No caso de juízes, no entanto, há uma questão adicional a considerar. Ainda que um magistrado seja capaz de articular da maneira mais racional, mais universalmente compreensível, suas convicções pessoais a respeito de determinado tema, influenciado ou não por sua fé, ele pode simplesmente julgar de acordo com elas? Esta pergunta coloca em uma situação ainda mais constrangedora aqueles que se opõem à indicação de Barrett com base em sua fé. Pois, como lembrou GianCarlo Canaparo em artigo traduzido e publicado pela Gazeta do Povo, eles não apenas são incapazes de citar um único voto da juíza que tenha sido baseado em suas convicções religiosas; eles ainda precisam lidar com o fato de que a escolhida por Trump é uma defensora do chamado “originalismo”, que defende a interpretação da Constituição de acordo com o que está no texto e o que reflete a intenção original do legislador constituinte. E um originalista, portanto, não julga de acordo com suas convicções – independentemente de quais sejam elas, de direita ou esquerda, religiosas ou ateias. “Não acho que um juiz deva torcer a lei para alinhá-la ou para ajudá-la a corresponder de alguma forma às próprias convicções do juiz. (...) Todo mundo tem convicções, todo mundo tem crenças. Isso não é exclusivo para pessoas que têm fé”, afirmou Barrett em entrevista ao site Daily Signal, e há dezenas de outras declarações suas na mesma linha.

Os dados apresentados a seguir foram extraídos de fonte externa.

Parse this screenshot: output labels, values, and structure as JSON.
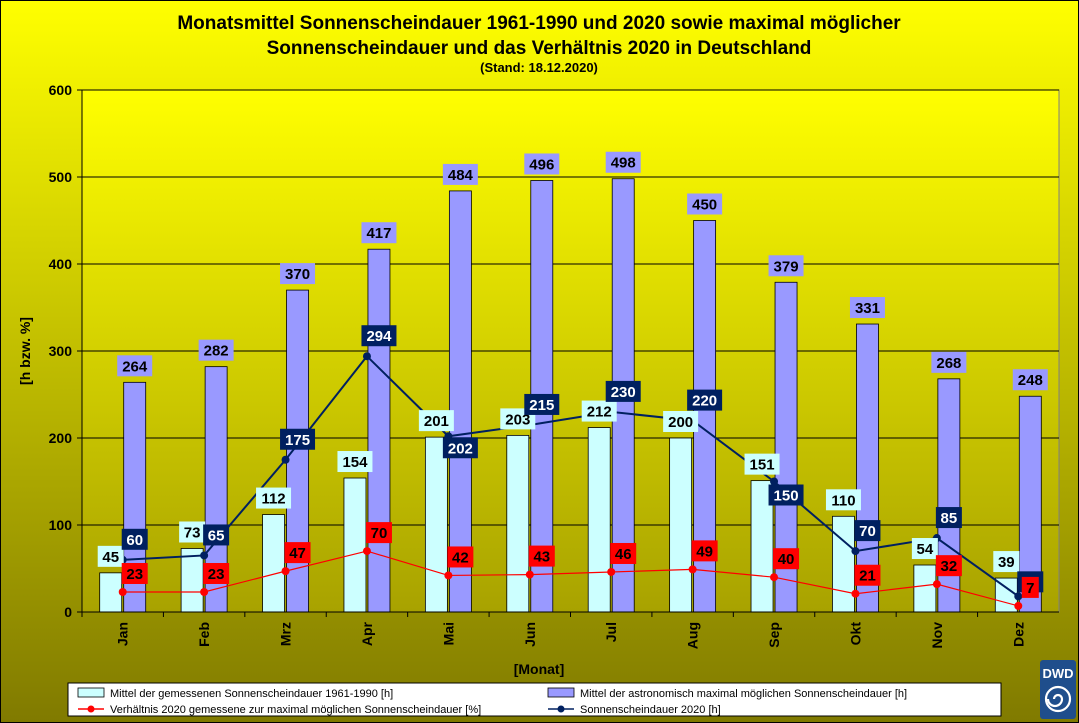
{
  "colors": {
    "bg_top": "#ffff00",
    "bg_bottom": "#807a00",
    "plot_top": "#ffff00",
    "plot_bottom": "#a8a200",
    "bar_mean": "#ccffff",
    "bar_max": "#9999ff",
    "line_sun2020": "#002060",
    "line_ratio": "#ff0000",
    "label_mean_bg": "#ccffff",
    "label_max_bg": "#9999ff",
    "label_sun2020_bg": "#002060",
    "label_ratio_bg": "#ff0000",
    "logo": "#1f4e8c"
  },
  "logo": {
    "text": "DWD",
    "icon": "dwd-spiral-icon"
  },
  "chart_data": {
    "type": "bar",
    "title": "Monatsmittel Sonnenscheindauer 1961-1990 und 2020 sowie maximal möglicher",
    "title_line2": "Sonnenscheindauer und das Verhältnis 2020 in Deutschland",
    "subtitle": "(Stand: 18.12.2020)",
    "xlabel": "[Monat]",
    "ylabel": "[h bzw. %]",
    "ylim": [
      0,
      600
    ],
    "yticks": [
      "0",
      "100",
      "200",
      "300",
      "400",
      "500",
      "600"
    ],
    "grid": true,
    "legend_position": "bottom",
    "categories": [
      "Jan",
      "Feb",
      "Mrz",
      "Apr",
      "Mai",
      "Jun",
      "Jul",
      "Aug",
      "Sep",
      "Okt",
      "Nov",
      "Dez"
    ],
    "series": [
      {
        "key": "mean",
        "kind": "bar",
        "name": "Mittel der gemessenen Sonnenscheindauer 1961-1990 [h]",
        "values": [
          45,
          73,
          112,
          154,
          201,
          203,
          212,
          200,
          151,
          110,
          54,
          39
        ]
      },
      {
        "key": "max",
        "kind": "bar",
        "name": "Mittel der astronomisch maximal möglichen Sonnenscheindauer [h]",
        "values": [
          264,
          282,
          370,
          417,
          484,
          496,
          498,
          450,
          379,
          331,
          268,
          248
        ]
      },
      {
        "key": "ratio",
        "kind": "line",
        "name": "Verhältnis 2020 gemessene zur maximal möglichen Sonnenscheindauer [%]",
        "values": [
          23,
          23,
          47,
          70,
          42,
          43,
          46,
          49,
          40,
          21,
          32,
          7
        ]
      },
      {
        "key": "sun2020",
        "kind": "line",
        "name": "Sonnenscheindauer 2020 [h]",
        "values": [
          60,
          65,
          175,
          294,
          202,
          215,
          230,
          220,
          150,
          70,
          85,
          18
        ]
      }
    ]
  }
}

E eis a hipocrisia dos ditos “progressistas”, que combatem a nomeação de uma juíza apontando o risco de que, na Suprema Corte, ela coloque as próprias convicções acima da lei, mas aplaudem quando o mesmo comportamento é adotado por magistrados que compartilham de sua ideologia e que, por meio do ativismo judicial que reescreve a lei em vez de interpretá-la, fazem avançar sua plataforma em termos de moral e costumes. É o mesmo debate que se trava no Brasil de hoje, com algumas mudanças na terminologia – os defensores do ativismo judicial, por exemplo, preferem se enxergar como “iluministas”.

Independentemente do debate sobre votar ou não a nomeação ainda neste ano, é inquestionável que Amy Coney Barrett é, sim, uma ótima escolha para a Suprema Corte. Não por ser uma pessoa religiosa, mas pela visão que tem a respeito do papel de um juiz e por como essa visão a guiou em sua carreira na magistratura. A desconstrução que vem sendo feita por setores “progressistas” é resultado de um misto de preconceito – ao desqualificar alguém para um posto devido a sua fé – e hipocrisia, ao condenar um hipotético comportamento que eles mesmos aprovam quando é usado para fazer prevalecerem suas convicções.